Difícilmente puede visitarse un lugar así en fechas más señaladas. Este viaje cobra un sentido especial por ser una tierra extraña y familiar a la vez, santificada por el tiempo y La Palabra, en la que todo empezó y algunas cosas no acaban nunca.

jueves, 5 de abril de 2012

Jerusalenes


Después de callejear sin rumbo por las piedras milenarias y pulidas de Jerusalén, de perdernos una y otra vez por los barrios de distintas confesiones que componen la ciudad amurallada, regresamos al albergue agotados pero satisfechos. Hemos conocido Jerusalén, y nos ha gustado.
Tras 24 horas de un viaje agotador, incluida una pernocta tirados en el aeropuerto de Moscú, después de sobrevolar Europa, Rusia, Ucrania, el Mar Negro y Turquía, hemos aterrizado finalmente en la ciudad costera de Tel Aviv a mediodía.
Lo he agradecido de veras, ya que el viajero de detrás, un mocoso de cinco años inglés, no ha parado de llorar, dar patadas e irrumpir mis siestas o la película durante todo el vuelo. Y lo ha hecho con la resignada complacencia de sus progenitores. Me acordé de él cuando hemos atravesado la puerta de Herodes, que se abre majestuosa en la muralla de Jerusalén.
La atmósfera de Israel era agradable, como esas tardes de verano en el Levante español, pegajosas pero alegres. Desde el avión se veía cómo una brumilla ocre cubría el paisaje -rocas, matojos y olivos- dando a la vista un aspecto de postal antigua amarilleada por el tiempo.
Lo primero que hemos hecho al llegar a Tierra Santa es negociar con un sefardita que volaba a España el cambio de 200 euros a Shekles, ahorrándonos así las comisiones de las oficinas oficiales.
De ahí, un minibus compartido nos ha llevado hasta Jerusalén. El viaje no ha acabado mal porque Dios no es mal anfitrión y sería feo recibirnos en su tierra con un accidente, pero no será porque nuestro chófer no lo haya puesto a prueba. Si se le aplicasen todas las infracciones de circulación que ha cometido se enfrentaría a varias cadenas perpetuas. Semáforos en rojo,  medianas, adelantamientos por la derecha... Nada se le resistía.
Era más importante su prisa, y sus continuos pitidos, gritos e imprecaciones en hebreo.
Jerusalén es contraste. Casi se diría que son varias ciudades en una. Los edificios se parecen mucho en diseño y materiales de construcción, sin embargo sus habitantes pueden cambiar de una calle a otra y no parecerse ni en el blanco del ojo. Lo hemos comprobado al atravesar un barrio fuera de las murallas de la ciudad vieja en la que eran judíos ortodoxos hasta los semáforos. Solo se veían negras levitas y sombreros, barbas ralas y tirabuzones de todos los colores, edades y tamaños. Y sin embargo, ha sido atravesar la puerta de Jaffa, buscar nuestro albergue -pasando frente al Santo Sepulcro- y regresar a nuestro viaje de hace cuatro años a Marruecos. Cabritos en canal, bullicio, teces morenas, saludos en árabe, zoco, y sobre todo el inconfundible olor a especias entremezcladas en el aire y a té.

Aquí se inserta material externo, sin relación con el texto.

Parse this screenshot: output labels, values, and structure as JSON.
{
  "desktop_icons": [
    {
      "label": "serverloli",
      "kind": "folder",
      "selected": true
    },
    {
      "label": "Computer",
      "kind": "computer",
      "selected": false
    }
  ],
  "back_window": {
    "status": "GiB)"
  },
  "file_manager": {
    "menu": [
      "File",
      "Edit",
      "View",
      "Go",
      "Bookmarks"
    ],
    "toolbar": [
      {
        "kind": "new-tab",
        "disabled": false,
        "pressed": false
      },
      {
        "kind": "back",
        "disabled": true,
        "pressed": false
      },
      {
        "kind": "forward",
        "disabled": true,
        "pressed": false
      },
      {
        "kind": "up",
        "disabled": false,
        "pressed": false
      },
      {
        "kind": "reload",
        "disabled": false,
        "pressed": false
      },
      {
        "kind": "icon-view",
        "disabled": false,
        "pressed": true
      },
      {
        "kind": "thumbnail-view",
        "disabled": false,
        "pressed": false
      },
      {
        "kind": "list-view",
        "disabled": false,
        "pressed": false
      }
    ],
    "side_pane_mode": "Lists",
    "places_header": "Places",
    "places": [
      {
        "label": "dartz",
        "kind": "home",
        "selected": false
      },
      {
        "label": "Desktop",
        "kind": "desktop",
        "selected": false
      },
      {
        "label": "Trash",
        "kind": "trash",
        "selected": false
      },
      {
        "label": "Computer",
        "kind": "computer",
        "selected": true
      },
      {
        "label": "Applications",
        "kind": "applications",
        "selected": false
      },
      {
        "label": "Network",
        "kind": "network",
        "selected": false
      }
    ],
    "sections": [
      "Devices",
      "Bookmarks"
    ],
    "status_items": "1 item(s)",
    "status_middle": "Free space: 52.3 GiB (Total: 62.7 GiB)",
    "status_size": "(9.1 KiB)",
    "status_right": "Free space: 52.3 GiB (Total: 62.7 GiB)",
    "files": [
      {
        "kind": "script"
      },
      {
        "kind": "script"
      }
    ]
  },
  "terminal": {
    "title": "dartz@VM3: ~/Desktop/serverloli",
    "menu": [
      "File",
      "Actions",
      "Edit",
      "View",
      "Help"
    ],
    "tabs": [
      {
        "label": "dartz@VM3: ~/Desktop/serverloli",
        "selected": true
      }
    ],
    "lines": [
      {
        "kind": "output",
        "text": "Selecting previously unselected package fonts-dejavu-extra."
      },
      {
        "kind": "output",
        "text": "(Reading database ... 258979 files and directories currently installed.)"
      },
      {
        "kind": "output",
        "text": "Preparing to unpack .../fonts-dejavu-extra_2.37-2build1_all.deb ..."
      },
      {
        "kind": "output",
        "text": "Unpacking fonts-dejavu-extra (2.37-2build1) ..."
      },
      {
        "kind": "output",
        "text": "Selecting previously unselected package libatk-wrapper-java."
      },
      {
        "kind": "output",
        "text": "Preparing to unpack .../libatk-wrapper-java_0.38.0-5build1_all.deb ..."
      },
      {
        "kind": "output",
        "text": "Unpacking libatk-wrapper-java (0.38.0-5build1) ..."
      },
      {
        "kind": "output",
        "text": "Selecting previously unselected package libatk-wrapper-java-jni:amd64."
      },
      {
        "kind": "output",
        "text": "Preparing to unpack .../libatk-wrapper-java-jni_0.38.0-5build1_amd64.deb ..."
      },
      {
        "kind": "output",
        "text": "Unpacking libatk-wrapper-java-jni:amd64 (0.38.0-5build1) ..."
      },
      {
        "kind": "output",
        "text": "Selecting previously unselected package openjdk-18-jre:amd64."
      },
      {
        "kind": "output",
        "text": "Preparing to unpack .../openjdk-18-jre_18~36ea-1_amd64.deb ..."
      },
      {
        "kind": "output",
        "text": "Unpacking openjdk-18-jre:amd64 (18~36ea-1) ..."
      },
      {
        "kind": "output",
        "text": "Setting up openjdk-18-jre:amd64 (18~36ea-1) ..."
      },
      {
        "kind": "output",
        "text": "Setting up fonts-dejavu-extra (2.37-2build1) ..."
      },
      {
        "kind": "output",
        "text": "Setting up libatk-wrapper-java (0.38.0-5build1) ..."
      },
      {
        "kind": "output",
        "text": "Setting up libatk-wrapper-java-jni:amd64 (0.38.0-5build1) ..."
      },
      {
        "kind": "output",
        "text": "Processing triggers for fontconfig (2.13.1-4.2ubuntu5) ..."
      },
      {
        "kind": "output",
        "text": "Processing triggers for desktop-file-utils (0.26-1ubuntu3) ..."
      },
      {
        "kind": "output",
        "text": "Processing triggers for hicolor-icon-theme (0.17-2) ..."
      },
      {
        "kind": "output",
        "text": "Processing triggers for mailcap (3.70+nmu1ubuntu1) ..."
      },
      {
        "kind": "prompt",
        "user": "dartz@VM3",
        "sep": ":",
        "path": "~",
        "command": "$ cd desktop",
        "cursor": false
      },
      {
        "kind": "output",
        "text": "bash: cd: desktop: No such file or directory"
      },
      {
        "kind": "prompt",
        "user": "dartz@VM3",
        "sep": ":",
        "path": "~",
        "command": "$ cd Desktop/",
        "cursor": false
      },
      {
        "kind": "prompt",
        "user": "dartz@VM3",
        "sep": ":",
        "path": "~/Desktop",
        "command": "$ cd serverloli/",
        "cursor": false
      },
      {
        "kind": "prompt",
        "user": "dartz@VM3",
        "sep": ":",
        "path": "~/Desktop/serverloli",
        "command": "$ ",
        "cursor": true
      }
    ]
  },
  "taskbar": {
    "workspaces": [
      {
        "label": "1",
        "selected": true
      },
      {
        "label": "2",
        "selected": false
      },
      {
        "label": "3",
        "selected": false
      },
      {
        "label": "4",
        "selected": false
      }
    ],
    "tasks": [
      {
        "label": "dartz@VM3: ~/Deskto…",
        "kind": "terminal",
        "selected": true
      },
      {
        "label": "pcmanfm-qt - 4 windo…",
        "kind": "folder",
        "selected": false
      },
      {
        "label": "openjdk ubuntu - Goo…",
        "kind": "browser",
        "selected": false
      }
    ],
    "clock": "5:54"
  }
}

Atravesar la calle por la que, según los franciscanos, Jesús se dirigió a su calvario impresiona -y más un Jueves Santo- al margen de confesiones. Pero impresiona igualmente ver mezquitas, iglesias y sinagogas juntas pero no revueltas, pared con pared, recoletas algunas y ostentosas otras, homenajes a un creador del que se destacan las diferencias aunque existan grandes parecidos.
Y así, después de cenar en el barrio armenio, hemos llegado al muro de las lamentaciones. Protegidos con estrictas medidas de seguridad, los judíos oran en voz alta o amagan cabezazos frente a unas piedras que rezuman energía por todos sus poros graníticos. En una de sus grietas han quedado también mis peticiones. Después de un rato en silencio, he pensado que, lleve kipá, palestino o alzacuellos, el lugar invita al visitante a acordarse de los suyos y dar rienda suelta a preguntarse por los misterios de nuestra existencia.
Mañana ahondaremos en los misterios de Jerusalén. La ciudad de los mil dueños, de las tiendas caras y los bazares, de los turistas japoneses y los peregrinos. La ciudad de los contrastes.